Frank Turbeville

Playing career
- 1920–1923: Ouachita Baptist
- Position(s): Halfback

Coaching career (HC unless noted)
- 1928: Harding

Head coaching record
- Overall: 3–1–2 (college)

= Frank Turbeville =

American football coach (1908–1978)

Frank Turbeville was an American college football player and coach. He served as the head football coach at Harding College—now known as Harding University—for one season, in 1928. He led the team to the best season in the program's young history, with a record of 3–1–2.

Turbeville played football at Ouachita Baptist College—now known as Ouachita Baptist University under head coach Morley Jennings and in the 1920s, and was hailed as the best player in program football history.
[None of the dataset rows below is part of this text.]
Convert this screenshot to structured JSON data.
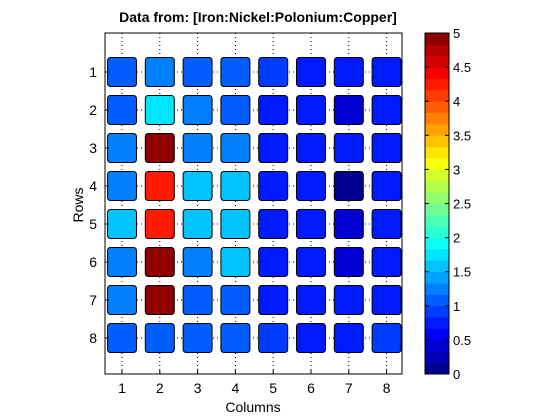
{
  "chart_data": {
    "type": "heatmap",
    "title": "Data from: [Iron:Nickel:Polonium:Copper]",
    "xlabel": "Columns",
    "ylabel": "Rows",
    "x_ticks": [
      "1",
      "2",
      "3",
      "4",
      "5",
      "6",
      "7",
      "8"
    ],
    "y_ticks": [
      "1",
      "2",
      "3",
      "4",
      "5",
      "6",
      "7",
      "8"
    ],
    "colorbar": {
      "min": 0,
      "max": 5,
      "ticks": [
        0,
        0.5,
        1,
        1.5,
        2,
        2.5,
        3,
        3.5,
        4,
        4.5,
        5
      ],
      "tick_labels": [
        "0",
        "0.5",
        "1",
        "1.5",
        "2",
        "2.5",
        "3",
        "3.5",
        "4",
        "4.5",
        "5"
      ],
      "colormap": "jet",
      "levels": 30
    },
    "values": [
      [
        1.1,
        1.3,
        1.1,
        1.1,
        0.9,
        0.7,
        0.7,
        0.7
      ],
      [
        1.1,
        1.8,
        1.3,
        1.1,
        0.7,
        0.7,
        0.4,
        0.7
      ],
      [
        1.3,
        5.0,
        1.3,
        1.3,
        0.7,
        0.7,
        0.7,
        0.7
      ],
      [
        1.3,
        4.2,
        1.5,
        1.5,
        0.7,
        0.7,
        0.1,
        0.7
      ],
      [
        1.5,
        4.2,
        1.5,
        1.5,
        0.7,
        0.7,
        0.4,
        0.7
      ],
      [
        1.3,
        5.0,
        1.3,
        1.5,
        0.7,
        0.7,
        0.4,
        0.7
      ],
      [
        1.3,
        5.0,
        1.1,
        1.1,
        0.7,
        0.7,
        0.7,
        0.7
      ],
      [
        1.1,
        1.1,
        1.1,
        1.1,
        0.9,
        0.7,
        0.7,
        0.9
      ]
    ]
  }
}
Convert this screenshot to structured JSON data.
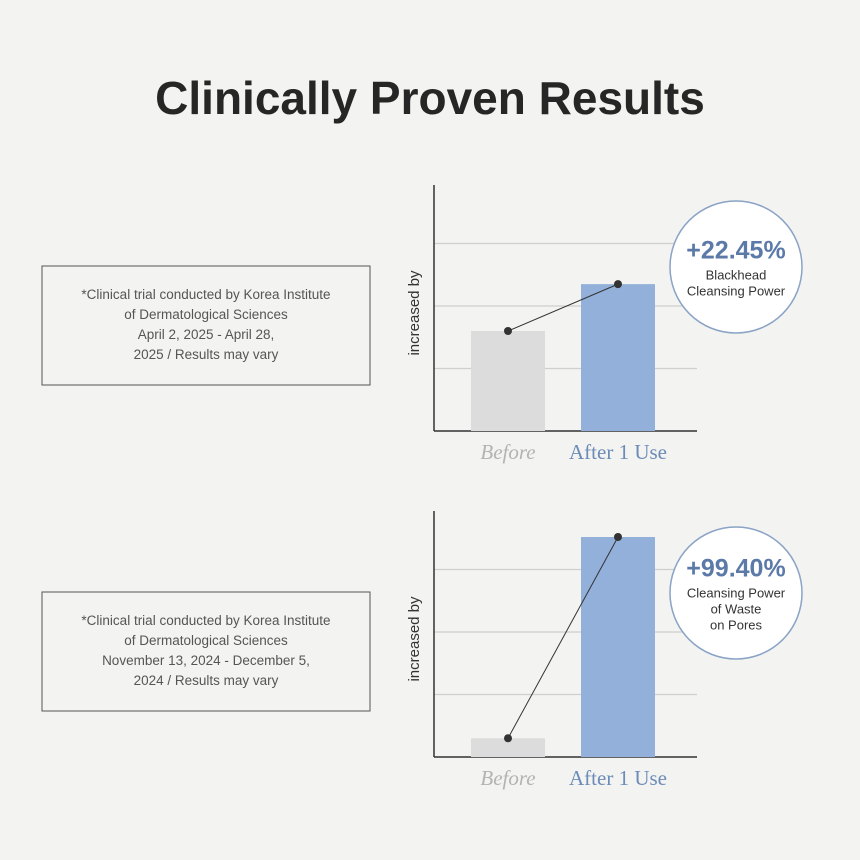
{
  "title": "Clinically Proven Results",
  "chart_data": [
    {
      "type": "bar",
      "ylabel": "increased by",
      "categories": [
        "Before",
        "After 1 Use"
      ],
      "values": [
        1.6,
        2.35
      ],
      "colors": [
        "#dcdcdc",
        "#92b0d9"
      ],
      "category_colors": [
        "#b3b3b3",
        "#6b8cb8"
      ],
      "ylim": [
        0,
        4
      ],
      "yticks": [
        1,
        2,
        3
      ],
      "grid": true,
      "callout": {
        "value": "+22.45%",
        "label": [
          "Blackhead",
          "Cleansing Power"
        ]
      },
      "note": [
        "*Clinical trial conducted by Korea Institute",
        "of Dermatological Sciences",
        "April 2, 2025 - April 28,",
        "2025 / Results may vary"
      ]
    },
    {
      "type": "bar",
      "ylabel": "increased by",
      "categories": [
        "Before",
        "After 1 Use"
      ],
      "values": [
        0.3,
        3.52
      ],
      "colors": [
        "#dcdcdc",
        "#92b0d9"
      ],
      "category_colors": [
        "#b3b3b3",
        "#6b8cb8"
      ],
      "ylim": [
        0,
        4
      ],
      "yticks": [
        1,
        2,
        3
      ],
      "grid": true,
      "callout": {
        "value": "+99.40%",
        "label": [
          "Cleansing Power",
          "of Waste",
          "on Pores"
        ]
      },
      "note": [
        "*Clinical trial conducted by Korea Institute",
        "of Dermatological Sciences",
        "November 13, 2024 - December 5,",
        "2024 / Results may vary"
      ]
    }
  ]
}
He also starred in basketball and baseball. The Ouachitonian wrote:

"The story of Frank Turbeville hardly needs retelling in Arkansas. Hailed as probably the greatest athletic Ouachita ever produced, he blazed a brilliant path through state athletics. Four-year letter man in football, three years all-state, captain and outstanding star, a great player most feared and prepared for by opposing teams; tireless, powerful and always fighting, he was a veritable football machine. He was an ideal captain, knowing the game thoroughly, and always setting the pace. Certainly Ouachita has never produced a greater football player than "Tubby"."

Turbeville left Harding after one year, and was replaced by one of his star Bison players, Buck Arnold.